首を振って、紅玉はその考えだけは打ち消す。


(皆様が必死になって守ってくださっているのに、わたくしが皆様を裏切ってどうするのです……! 諦めてはだめです!)


 しかし、だからと言って現実が変わったわけではない。




「三十五の御社の神子、風雪、応じなさい! さもなくば入り口を破壊してでも突入致します!」




 桜姫の物騒な言葉が中まで響いてくる。

 残された時間は最早無い。


(…………いっそ、ここに来ている者、全員蹴散らすか…………)


 蘇芳にはそれができるだろう。

 神域最強なのだから。

 だが、蘇芳達を匿ってくれていた三十五の御社の関係者を危険にさらすことには変わりない。
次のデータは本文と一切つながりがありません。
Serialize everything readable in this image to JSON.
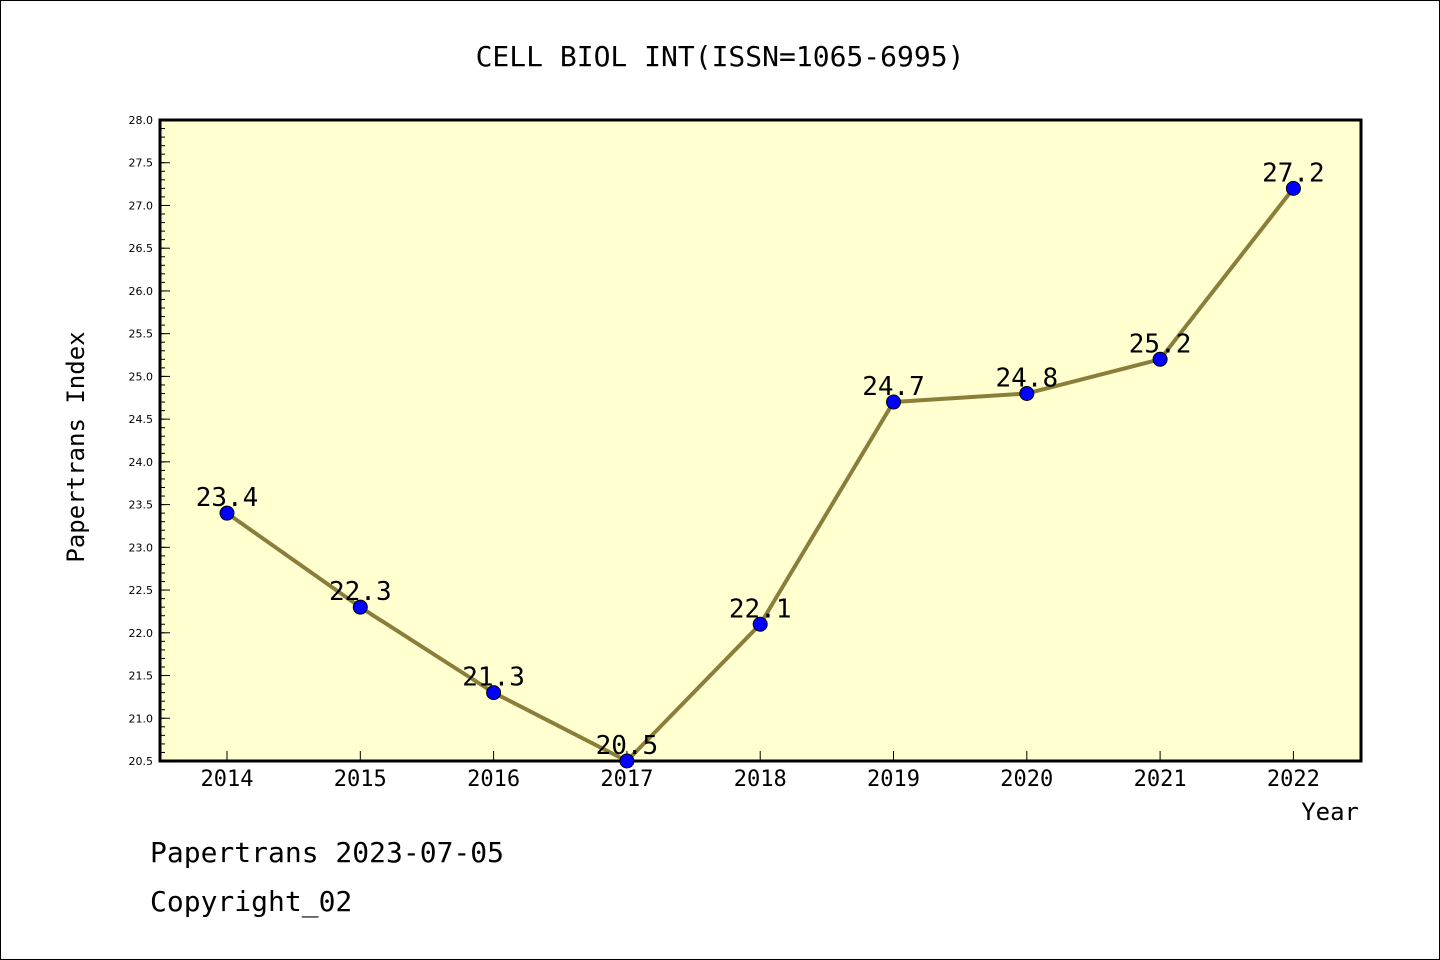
{
  "chart_data": {
    "type": "line",
    "title": "CELL BIOL INT(ISSN=1065-6995)",
    "xlabel": "Year",
    "ylabel": "Papertrans Index",
    "ylim": [
      20.5,
      28.0
    ],
    "yticks": [
      "20.5",
      "21.0",
      "21.5",
      "22.0",
      "22.5",
      "23.0",
      "23.5",
      "24.0",
      "24.5",
      "25.0",
      "25.5",
      "26.0",
      "26.5",
      "27.0",
      "27.5",
      "28.0"
    ],
    "categories": [
      "2014",
      "2015",
      "2016",
      "2017",
      "2018",
      "2019",
      "2020",
      "2021",
      "2022"
    ],
    "series": [
      {
        "values": [
          23.4,
          22.3,
          21.3,
          20.5,
          22.1,
          24.7,
          24.8,
          25.2,
          27.2
        ],
        "labels": [
          "23.4",
          "22.3",
          "21.3",
          "20.5",
          "22.1",
          "24.7",
          "24.8",
          "25.2",
          "27.2"
        ]
      }
    ],
    "grid": false,
    "legend": "none",
    "colors": {
      "plot_background": "#FFFFD0",
      "line": "#8B7D3A",
      "marker": "#0000FF",
      "axis": "#000000"
    }
  },
  "footer": {
    "date_line": "Papertrans 2023-07-05",
    "copyright_line": "Copyright_02"
  }
}
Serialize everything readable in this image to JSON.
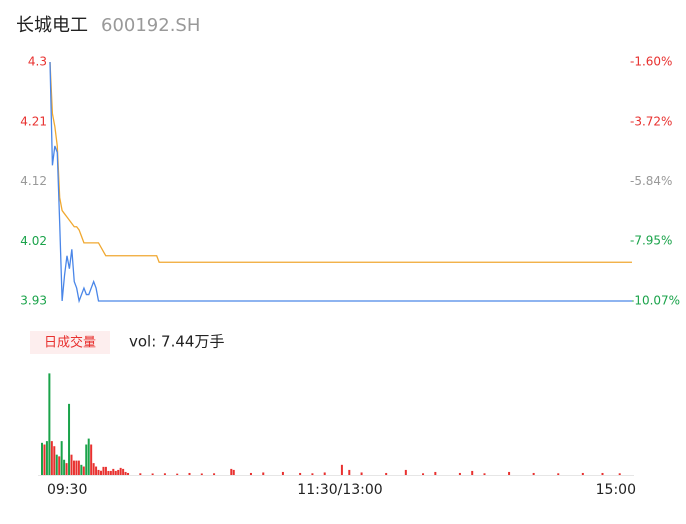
{
  "header": {
    "name": "长城电工",
    "code": "600192.SH"
  },
  "chart_data": [
    {
      "type": "line",
      "x": [
        0,
        1,
        2,
        3,
        4,
        5,
        6,
        7,
        8,
        9,
        10,
        11,
        12,
        13,
        14,
        15,
        16,
        17,
        18,
        19,
        20,
        23,
        44,
        45,
        240
      ],
      "xlim": [
        0,
        240
      ],
      "series": [
        {
          "color": "#4a86e8",
          "values": [
            4.3,
            4.14,
            4.17,
            4.16,
            4.05,
            3.93,
            3.97,
            4.0,
            3.98,
            4.01,
            3.96,
            3.95,
            3.93,
            3.94,
            3.95,
            3.94,
            3.94,
            3.95,
            3.96,
            3.95,
            3.93,
            3.93,
            3.93,
            3.93,
            3.93
          ]
        },
        {
          "color": "#f0a830",
          "values": [
            4.3,
            4.22,
            4.2,
            4.17,
            4.09,
            4.07,
            4.065,
            4.06,
            4.055,
            4.05,
            4.045,
            4.045,
            4.04,
            4.03,
            4.02,
            4.02,
            4.02,
            4.02,
            4.02,
            4.02,
            4.02,
            4.0,
            4.0,
            3.99,
            3.99
          ]
        }
      ],
      "ylim": [
        3.93,
        4.3
      ],
      "yticks": [
        4.3,
        {
          "value": 4.2075,
          "label": "4.21"
        },
        {
          "value": 4.115,
          "label": "4.12"
        },
        {
          "value": 4.0225,
          "label": "4.02"
        },
        3.93
      ],
      "ytick_colors": [
        "#e8312f",
        "#e8312f",
        "#999999",
        "#1aa34a",
        "#1aa34a"
      ],
      "y2lim": [
        -10.07,
        -1.6
      ],
      "y2ticks": [
        {
          "value": -1.6,
          "label": "-1.60%"
        },
        {
          "value": -3.72,
          "label": "-3.72%"
        },
        {
          "value": -5.84,
          "label": "-5.84%"
        },
        {
          "value": -7.95,
          "label": "-7.95%"
        },
        {
          "value": -10.07,
          "label": "-10.07%"
        }
      ],
      "grid": false
    },
    {
      "type": "bar",
      "label": "日成交量",
      "total": "vol: 7.44万手",
      "x": [
        0,
        1,
        2,
        3,
        4,
        5,
        6,
        7,
        8,
        9,
        10,
        11,
        12,
        13,
        14,
        15,
        16,
        17,
        18,
        19,
        20,
        21,
        22,
        23,
        24,
        25,
        26,
        27,
        28,
        29,
        30,
        31,
        32,
        33,
        34,
        35,
        40,
        45,
        50,
        55,
        60,
        65,
        70,
        77,
        78,
        85,
        90,
        98,
        105,
        110,
        115,
        122,
        125,
        130,
        140,
        148,
        155,
        160,
        170,
        175,
        180,
        190,
        200,
        210,
        220,
        228,
        235
      ],
      "values": [
        1900,
        1800,
        2000,
        6000,
        2000,
        1700,
        1200,
        1100,
        2000,
        900,
        700,
        4200,
        1200,
        850,
        850,
        850,
        600,
        500,
        1800,
        2150,
        1800,
        700,
        500,
        300,
        250,
        480,
        480,
        240,
        240,
        360,
        240,
        300,
        420,
        360,
        180,
        120,
        100,
        90,
        100,
        80,
        120,
        90,
        100,
        360,
        300,
        120,
        150,
        180,
        120,
        100,
        150,
        600,
        300,
        150,
        120,
        300,
        100,
        180,
        120,
        240,
        100,
        180,
        120,
        100,
        120,
        120,
        100
      ],
      "colors": [
        "#1aa34a",
        "#e8312f",
        "#1aa34a",
        "#1aa34a",
        "#e8312f",
        "#e8312f",
        "#1aa34a",
        "#e8312f",
        "#1aa34a",
        "#1aa34a",
        "#e8312f",
        "#1aa34a",
        "#e8312f",
        "#e8312f",
        "#e8312f",
        "#e8312f",
        "#1aa34a",
        "#e8312f",
        "#1aa34a",
        "#1aa34a",
        "#e8312f",
        "#e8312f",
        "#e8312f",
        "#e8312f",
        "#e8312f",
        "#e8312f",
        "#e8312f",
        "#e8312f",
        "#e8312f",
        "#e8312f",
        "#e8312f",
        "#e8312f",
        "#e8312f",
        "#e8312f",
        "#e8312f",
        "#e8312f",
        "#e8312f",
        "#e8312f",
        "#e8312f",
        "#e8312f",
        "#e8312f",
        "#e8312f",
        "#e8312f",
        "#e8312f",
        "#e8312f",
        "#e8312f",
        "#e8312f",
        "#e8312f",
        "#e8312f",
        "#e8312f",
        "#e8312f",
        "#e8312f",
        "#e8312f",
        "#e8312f",
        "#e8312f",
        "#e8312f",
        "#e8312f",
        "#e8312f",
        "#e8312f",
        "#e8312f",
        "#e8312f",
        "#e8312f",
        "#e8312f",
        "#e8312f",
        "#e8312f",
        "#e8312f",
        "#e8312f"
      ],
      "xlim": [
        0,
        240
      ],
      "xticks": [
        {
          "value": 0,
          "label": "09:30"
        },
        {
          "value": 120,
          "label": "11:30/13:00"
        },
        {
          "value": 240,
          "label": "15:00"
        }
      ],
      "ylim": [
        0,
        6200
      ]
    }
  ]
}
 三十五の御社関係者を人質に取られれば、紅玉は黙っていないだろう。


 今、紅玉を奪われるわけにはいかない。


 紅玉を抱き締める腕に力が入ってしまう。

 蘇芳は焦る。


(どうすれば……っ!?)


 その時だった。

 ヒラリと窓から何かが入り込んできたのは。


 ハッとなって見れば、それは紙人形だった。


「え……紙人形……?」


 戸惑う風雪の手の上にそれは乗る。

 よくよく見てみると、紙人形には文字が書いてあった。


「…………は?」


 その文を読んで、風雪はいよいよ顔を青くさせた。




『三十五の御社に紅玉と蘇芳がいるのは分かっています』




「全員、突入!!」


 その瞬間、桜姫の一声で三十五の御社の門が破られた。